Riggs v. Trees

Elliott, C. J.

The appellants were partners doing business as real estate brokers. Swain employed them to sell his farm, and they did sell it to the appellee for four thousand dollars. As part of the purchase-price the appellee assumed and agreed to pay the principal, but not the interest, of a mortgage executed to an insurance company to secure eighteen hundred dollars; a like amount was paid in cash, and a note for the remainder was executed by the appellee, and to secure its payment he executed a mortgage upon the land bought of Swain. The note was payable in bank and was placed in the hands of the appellants. By the terms of the contract between the parties the note was to be held by the appellants until an abstract of title was furnished to the appellee, and all liens against the land paid and discharged. The note was not placed in the hands of the appellants for the purpose of passing the title to it, but for the purpose of delivering it to Swain and closing the sale as soon as he had complied with his agreement and paid the liens on the land. The appellants, notwithstanding their agreement to retain possession of the note and mortgage, delivered them without the consent of the appellee to Swain. *403The note was transferred .by endorsement to a person for a valuable consideration, before maturity, and the endorsee received it without notice of any defence. At the time the contract of . sale was made, there were liens on the land to the amount of $108 above the amount of the encumbrance assumed by the appellee. Swain is insolvent and is not a resident of the State.

Filed Oct. 18,1889.

The appellee could not have successfully defended against the note in the hands of the endorsee, for it was by his act that the appellants were enabled to put the note in circulation, and he must suffer rather than the innocent third person. The principle which rules here is the same as that which prevailed in Quick v. Milligan, 108 Ind. 419 (55 Am. Rep. 49). One who places in another’s hands his promissory note, perfect in all its parts, can not defeat the note in the hands of a bona fide holder. The rule, indeed, in cases of promissory notes negotiable under the law merchant extends much further, but we need do no more than apply the principle we have indicated as the governing one, although a much broader rule might be applied.

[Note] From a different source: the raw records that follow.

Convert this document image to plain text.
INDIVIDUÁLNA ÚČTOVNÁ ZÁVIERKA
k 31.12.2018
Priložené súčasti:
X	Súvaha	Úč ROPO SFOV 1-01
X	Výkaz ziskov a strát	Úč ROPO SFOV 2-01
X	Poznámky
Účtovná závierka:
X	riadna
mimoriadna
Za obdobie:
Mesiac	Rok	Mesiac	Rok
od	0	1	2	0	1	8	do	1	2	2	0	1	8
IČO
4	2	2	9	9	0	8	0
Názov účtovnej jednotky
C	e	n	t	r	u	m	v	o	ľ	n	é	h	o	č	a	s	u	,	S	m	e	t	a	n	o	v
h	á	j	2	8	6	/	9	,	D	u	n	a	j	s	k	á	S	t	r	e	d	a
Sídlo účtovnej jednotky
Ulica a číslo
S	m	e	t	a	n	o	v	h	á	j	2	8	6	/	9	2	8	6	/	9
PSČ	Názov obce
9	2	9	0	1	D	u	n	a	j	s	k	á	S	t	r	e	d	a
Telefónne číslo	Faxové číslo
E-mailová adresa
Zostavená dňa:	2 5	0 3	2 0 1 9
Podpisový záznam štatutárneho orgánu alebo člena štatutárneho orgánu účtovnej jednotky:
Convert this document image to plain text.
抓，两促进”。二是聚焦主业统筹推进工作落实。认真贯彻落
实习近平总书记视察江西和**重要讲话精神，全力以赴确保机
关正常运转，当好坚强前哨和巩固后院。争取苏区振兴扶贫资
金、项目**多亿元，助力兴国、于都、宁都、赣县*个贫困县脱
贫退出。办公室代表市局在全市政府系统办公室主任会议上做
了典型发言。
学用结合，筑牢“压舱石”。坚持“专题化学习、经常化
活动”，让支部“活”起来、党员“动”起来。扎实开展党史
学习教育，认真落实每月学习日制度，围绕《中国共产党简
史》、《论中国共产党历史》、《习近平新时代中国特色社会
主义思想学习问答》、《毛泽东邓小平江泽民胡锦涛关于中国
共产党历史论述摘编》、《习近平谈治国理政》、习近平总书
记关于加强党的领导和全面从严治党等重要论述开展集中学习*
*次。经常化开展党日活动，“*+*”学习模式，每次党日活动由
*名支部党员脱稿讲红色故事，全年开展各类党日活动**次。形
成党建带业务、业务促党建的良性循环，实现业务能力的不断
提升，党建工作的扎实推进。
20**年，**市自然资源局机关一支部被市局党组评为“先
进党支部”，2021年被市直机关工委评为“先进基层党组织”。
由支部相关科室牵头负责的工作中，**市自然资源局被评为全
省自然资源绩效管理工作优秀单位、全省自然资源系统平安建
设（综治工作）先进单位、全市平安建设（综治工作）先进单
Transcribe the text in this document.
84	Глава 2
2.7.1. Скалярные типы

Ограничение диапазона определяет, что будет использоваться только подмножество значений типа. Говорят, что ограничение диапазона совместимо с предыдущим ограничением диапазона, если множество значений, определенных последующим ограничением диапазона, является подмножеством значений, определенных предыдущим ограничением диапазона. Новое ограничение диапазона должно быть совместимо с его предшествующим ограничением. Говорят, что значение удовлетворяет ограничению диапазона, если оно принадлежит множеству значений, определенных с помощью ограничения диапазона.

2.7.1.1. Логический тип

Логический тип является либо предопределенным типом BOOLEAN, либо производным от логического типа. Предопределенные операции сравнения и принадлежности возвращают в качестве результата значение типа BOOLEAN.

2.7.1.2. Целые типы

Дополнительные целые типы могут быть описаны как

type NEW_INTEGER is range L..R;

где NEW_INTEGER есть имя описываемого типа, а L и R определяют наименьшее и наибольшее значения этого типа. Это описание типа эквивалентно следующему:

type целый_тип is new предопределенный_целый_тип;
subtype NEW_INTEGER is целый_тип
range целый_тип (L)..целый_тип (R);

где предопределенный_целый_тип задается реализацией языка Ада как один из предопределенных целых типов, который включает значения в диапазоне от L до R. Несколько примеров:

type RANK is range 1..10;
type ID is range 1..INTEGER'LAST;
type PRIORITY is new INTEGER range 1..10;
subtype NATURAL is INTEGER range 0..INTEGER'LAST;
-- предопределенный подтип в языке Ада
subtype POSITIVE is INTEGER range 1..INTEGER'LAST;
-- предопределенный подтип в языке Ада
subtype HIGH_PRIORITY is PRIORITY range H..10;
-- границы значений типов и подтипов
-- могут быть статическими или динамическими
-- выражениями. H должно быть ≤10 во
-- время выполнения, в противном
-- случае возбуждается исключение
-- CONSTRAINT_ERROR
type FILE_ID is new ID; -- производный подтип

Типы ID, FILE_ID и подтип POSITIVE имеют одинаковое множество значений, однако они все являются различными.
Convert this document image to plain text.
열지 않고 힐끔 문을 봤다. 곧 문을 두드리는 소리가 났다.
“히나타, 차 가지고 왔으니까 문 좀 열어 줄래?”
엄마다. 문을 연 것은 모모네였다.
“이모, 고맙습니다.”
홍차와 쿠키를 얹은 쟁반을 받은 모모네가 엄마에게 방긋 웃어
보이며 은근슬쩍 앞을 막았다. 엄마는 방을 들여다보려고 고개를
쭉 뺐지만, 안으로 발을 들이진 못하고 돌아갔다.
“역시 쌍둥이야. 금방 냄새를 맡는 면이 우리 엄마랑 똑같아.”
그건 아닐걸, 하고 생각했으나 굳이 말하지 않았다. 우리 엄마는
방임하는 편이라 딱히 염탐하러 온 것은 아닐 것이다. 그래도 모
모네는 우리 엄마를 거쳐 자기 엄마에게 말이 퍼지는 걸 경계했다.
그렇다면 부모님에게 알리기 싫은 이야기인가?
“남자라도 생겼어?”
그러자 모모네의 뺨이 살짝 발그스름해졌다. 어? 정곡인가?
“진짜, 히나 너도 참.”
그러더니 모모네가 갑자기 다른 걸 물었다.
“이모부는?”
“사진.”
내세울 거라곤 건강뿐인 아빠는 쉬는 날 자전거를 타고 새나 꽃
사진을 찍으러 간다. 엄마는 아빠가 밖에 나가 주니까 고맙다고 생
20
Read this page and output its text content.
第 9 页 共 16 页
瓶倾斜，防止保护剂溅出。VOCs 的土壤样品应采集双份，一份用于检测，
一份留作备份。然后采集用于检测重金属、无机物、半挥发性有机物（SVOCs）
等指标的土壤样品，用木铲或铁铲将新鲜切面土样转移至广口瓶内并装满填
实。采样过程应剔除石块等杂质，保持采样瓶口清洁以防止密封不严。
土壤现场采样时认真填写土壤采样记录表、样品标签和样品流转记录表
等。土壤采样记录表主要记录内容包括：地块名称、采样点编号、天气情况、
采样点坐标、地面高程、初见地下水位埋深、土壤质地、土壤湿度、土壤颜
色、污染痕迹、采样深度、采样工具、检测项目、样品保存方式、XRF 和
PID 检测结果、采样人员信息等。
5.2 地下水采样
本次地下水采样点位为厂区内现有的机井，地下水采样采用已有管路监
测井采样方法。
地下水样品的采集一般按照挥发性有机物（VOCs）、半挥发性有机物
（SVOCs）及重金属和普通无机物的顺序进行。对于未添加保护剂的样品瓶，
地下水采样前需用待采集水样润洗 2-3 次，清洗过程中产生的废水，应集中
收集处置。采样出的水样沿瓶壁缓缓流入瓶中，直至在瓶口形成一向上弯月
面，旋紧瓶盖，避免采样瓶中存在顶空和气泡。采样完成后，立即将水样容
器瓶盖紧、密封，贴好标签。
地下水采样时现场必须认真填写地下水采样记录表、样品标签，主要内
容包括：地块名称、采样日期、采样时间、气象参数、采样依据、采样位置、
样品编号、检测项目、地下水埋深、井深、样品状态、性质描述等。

The appellants violated their contract and must respond in damages. It is no defence for them to assert that in law the delivery to them was absolute, and transferred title to Swain at once, for whatever may be the rule as between payor and payee, it is quite clear that the appellants having agreed to retain the note, were bound to keep their contract.

The assumption that the appellants were the agents of Swain is unfounded, for they undertook to retain the notes under an agreement with the appellee and not as Swain’s agents. But if they had received the notes as the agents of Swain, they had no right to violate their agreement with the appellee. If Swain himself had made such an agreement and it was properly evidenced by writing, he would have no right to violate it.

Judgment affirmed, with ten per cent, damages and costs.